BEIJING, Aug 13 (Reuters) - Benchmark iron ore futures in China closed lower on Friday and logged a second straight weekly decline on sluggish demand for the steelmaking ingredient due to the government’s steel output controls.

The China Iron and Steel Association said in a statement this week mills that are more polluted or consume high energy should lower steel production. It also pledged to ensure that 2021 steel output will fall on an annual basis.

Capacity utilisation rates of blast furnaces at 247 mills across China recovered slightly to 85.89% this week, data from Mysteel consultancy showed, but still well below 95.16% the same period a year earlier.

The most-traded iron ore futures on the Dalian Commodity Exchange slumped as much as 4.2% to 814 yuan ($125.66) per tonne on Friday, before closing down 0.9% at 842 yuan per tonne. For the week, iron ore futures declined 8.2%.

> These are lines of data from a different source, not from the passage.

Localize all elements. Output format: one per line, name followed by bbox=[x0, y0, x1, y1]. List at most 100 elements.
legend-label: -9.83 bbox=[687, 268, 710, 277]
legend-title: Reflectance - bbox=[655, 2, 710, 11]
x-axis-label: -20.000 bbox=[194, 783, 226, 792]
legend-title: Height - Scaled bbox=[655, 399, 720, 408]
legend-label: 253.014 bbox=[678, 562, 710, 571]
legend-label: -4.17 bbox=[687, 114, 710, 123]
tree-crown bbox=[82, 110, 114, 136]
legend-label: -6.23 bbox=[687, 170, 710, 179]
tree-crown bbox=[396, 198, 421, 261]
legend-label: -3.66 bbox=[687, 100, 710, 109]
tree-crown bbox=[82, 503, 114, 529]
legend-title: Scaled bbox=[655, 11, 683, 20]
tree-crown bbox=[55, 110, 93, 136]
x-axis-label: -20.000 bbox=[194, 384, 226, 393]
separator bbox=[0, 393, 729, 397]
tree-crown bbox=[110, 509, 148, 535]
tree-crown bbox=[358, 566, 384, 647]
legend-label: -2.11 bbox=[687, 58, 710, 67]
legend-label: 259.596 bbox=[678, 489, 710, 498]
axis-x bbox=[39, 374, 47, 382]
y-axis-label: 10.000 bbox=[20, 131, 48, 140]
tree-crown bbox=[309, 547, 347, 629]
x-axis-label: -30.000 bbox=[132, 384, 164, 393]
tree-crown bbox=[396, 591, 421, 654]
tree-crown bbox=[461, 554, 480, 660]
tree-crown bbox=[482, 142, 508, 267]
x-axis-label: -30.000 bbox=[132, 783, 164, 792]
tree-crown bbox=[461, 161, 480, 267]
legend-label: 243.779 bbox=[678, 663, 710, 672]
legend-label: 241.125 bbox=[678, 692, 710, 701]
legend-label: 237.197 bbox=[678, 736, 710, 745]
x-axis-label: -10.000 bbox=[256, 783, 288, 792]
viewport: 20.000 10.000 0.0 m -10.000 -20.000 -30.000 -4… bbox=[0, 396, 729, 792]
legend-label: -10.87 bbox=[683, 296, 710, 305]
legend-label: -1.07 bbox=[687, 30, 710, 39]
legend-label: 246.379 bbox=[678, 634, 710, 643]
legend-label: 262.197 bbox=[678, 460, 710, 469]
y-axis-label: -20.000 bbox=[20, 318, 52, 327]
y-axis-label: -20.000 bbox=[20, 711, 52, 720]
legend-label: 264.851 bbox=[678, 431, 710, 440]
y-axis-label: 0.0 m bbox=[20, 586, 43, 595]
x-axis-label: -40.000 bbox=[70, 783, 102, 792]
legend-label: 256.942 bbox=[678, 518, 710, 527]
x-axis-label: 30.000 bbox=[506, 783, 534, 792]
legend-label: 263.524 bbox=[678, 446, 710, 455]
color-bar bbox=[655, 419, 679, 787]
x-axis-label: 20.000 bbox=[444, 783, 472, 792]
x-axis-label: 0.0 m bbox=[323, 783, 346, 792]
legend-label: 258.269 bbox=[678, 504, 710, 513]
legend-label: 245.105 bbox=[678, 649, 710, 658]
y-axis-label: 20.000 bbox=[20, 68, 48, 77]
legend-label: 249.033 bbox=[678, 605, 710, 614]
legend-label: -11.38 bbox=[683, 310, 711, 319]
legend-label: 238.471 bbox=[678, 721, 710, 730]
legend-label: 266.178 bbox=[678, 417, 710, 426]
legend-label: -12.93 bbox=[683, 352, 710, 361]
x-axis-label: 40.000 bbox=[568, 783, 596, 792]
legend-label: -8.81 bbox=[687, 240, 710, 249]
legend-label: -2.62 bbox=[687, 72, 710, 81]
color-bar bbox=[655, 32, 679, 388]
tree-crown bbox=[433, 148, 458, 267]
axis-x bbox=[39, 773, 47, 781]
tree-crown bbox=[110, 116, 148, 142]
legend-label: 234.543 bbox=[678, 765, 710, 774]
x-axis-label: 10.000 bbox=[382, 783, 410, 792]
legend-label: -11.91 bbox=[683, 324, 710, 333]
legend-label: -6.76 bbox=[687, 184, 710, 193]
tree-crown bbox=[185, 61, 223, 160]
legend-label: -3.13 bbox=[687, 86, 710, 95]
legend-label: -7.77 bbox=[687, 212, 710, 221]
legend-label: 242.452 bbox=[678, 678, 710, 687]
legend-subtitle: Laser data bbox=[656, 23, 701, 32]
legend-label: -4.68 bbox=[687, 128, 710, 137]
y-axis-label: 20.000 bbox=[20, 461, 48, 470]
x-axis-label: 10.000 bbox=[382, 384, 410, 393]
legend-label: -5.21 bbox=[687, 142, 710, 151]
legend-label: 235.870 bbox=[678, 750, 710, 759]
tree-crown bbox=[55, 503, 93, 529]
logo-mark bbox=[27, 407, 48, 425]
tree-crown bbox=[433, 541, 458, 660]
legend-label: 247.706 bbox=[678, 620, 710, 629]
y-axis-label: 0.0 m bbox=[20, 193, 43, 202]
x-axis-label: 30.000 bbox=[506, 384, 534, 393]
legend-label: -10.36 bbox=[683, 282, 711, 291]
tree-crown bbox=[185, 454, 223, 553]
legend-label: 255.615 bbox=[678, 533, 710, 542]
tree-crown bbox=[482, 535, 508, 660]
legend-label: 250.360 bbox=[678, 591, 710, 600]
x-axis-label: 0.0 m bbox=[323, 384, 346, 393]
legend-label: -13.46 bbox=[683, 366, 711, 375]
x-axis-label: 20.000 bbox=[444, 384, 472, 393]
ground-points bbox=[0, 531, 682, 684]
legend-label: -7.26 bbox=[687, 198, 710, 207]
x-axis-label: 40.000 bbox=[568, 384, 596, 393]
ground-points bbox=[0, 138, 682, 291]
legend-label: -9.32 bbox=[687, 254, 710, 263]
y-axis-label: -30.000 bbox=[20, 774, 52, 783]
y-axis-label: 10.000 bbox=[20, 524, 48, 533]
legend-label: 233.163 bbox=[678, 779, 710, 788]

Spot prices of iron ore with 62% iron content for delivery to China SH-CCN-IRNOR62 slipped $2 to $166 per tonne on Thursday, according to SteelHome consultancy.

Other steelmaking raw materials were mixed, with coking coal falling 2.7% to 2,185 yuan a tonne while coke futures inching 0.7% higher to 3,145 yuan a tonne.


* Steel rebar on the Shanghai Futures Exchange slipped 0.9%% to 5,482 yuan a tonne at close, sending its weekly loss to 5.6%.

* Hot rolled coils, used in the manufacturing sector, slid 1.4% to 5,765 yuan per tonne. It dropped 6.5% this week.

* Shanghai stainless steel futures fell 1.6% to 18,240 yuan a tonne.